In late November 2018, a middle school in Nehe City, in China’s northeastern province of Heilongjiang, held a campus event, demanding that teachers and students sign a large banner “to reject religion from entering the campus,” and also demanded that the headteacher hold a class meeting “advocating science and rejecting religion from entering the campus.” All students were required to submit their notes regarding the boycotting of religious beliefs.

Some parents believe that the forced indoctrination upon children is too much for their young minds to bear. And forcing them to sign documents denouncing all religion also goes to the extreme, punishing students who don’t sign.
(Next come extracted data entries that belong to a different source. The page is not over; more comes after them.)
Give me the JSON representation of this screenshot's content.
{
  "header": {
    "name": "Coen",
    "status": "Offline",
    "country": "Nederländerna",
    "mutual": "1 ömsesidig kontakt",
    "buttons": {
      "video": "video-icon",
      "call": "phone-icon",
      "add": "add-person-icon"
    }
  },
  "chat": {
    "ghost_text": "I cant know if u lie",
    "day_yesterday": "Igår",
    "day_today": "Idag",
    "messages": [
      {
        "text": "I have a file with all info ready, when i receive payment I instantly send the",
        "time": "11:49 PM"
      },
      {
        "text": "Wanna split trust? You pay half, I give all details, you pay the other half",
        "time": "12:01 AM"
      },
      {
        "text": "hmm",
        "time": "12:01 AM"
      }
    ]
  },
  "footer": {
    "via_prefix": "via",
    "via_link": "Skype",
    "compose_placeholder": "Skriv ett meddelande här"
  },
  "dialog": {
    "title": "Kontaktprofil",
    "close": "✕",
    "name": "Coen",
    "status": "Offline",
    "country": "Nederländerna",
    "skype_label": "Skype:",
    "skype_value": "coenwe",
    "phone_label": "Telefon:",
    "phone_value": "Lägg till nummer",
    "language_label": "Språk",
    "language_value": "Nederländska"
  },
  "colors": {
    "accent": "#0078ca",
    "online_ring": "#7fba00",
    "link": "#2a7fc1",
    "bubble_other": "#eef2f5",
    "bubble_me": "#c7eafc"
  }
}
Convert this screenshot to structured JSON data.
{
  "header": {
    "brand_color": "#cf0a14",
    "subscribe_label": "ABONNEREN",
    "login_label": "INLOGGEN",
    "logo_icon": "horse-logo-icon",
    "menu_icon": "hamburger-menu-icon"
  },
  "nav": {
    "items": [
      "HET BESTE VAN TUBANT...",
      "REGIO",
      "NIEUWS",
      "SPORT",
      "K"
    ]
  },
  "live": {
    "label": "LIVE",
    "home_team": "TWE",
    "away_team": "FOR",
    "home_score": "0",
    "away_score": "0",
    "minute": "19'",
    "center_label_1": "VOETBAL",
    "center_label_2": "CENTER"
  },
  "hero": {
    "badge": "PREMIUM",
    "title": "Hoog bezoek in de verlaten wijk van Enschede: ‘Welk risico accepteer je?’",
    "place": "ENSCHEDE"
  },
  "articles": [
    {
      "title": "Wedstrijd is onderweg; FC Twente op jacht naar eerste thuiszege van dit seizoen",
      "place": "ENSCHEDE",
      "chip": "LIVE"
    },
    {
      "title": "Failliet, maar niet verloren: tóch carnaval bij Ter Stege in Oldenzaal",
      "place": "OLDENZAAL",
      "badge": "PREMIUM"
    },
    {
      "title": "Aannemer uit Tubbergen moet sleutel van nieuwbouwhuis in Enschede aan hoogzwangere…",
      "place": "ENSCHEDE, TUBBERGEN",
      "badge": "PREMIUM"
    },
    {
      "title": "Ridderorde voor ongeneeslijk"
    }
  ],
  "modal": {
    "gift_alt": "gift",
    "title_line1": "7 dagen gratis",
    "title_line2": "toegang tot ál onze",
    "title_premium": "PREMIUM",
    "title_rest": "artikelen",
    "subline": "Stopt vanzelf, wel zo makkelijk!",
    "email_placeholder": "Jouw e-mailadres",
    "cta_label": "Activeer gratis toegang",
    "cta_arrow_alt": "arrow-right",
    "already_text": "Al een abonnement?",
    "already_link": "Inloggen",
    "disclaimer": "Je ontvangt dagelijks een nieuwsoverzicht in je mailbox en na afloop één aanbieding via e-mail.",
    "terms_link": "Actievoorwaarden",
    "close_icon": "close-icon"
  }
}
Like primary school student Li Nan (pseudonym), in Dehua County in Quanzhou City, in China’s southeastern province of Fujian. On Sept. 28, 2018, he was threatened by his teacher. “If you don’t sign the notices, you needn’t take exams. If you still haven’t submitted the notices, you will be expelled,” the teacher told him, before using a teacher’s pointer to whip Li Nan on his palm three times.

The same month, a middle school in Quanzhou City’s Anxi County also forced students to sign a form opposing religion. A teacher at the school even lashed out at religious students, saying, “It is wrong to believe in Christianity. That’s what foreigners believe in. Why should Chinese people believe in a foreign religion? You’re the worst students I’ve ever seen.”

Bitter Winter has repeatedly reported that the CCP frequently carries out anti-religious education on primary and middle school students. Schoolchildren who do not sign their names in opposition to religion are physically beaten, causing students to live in fear.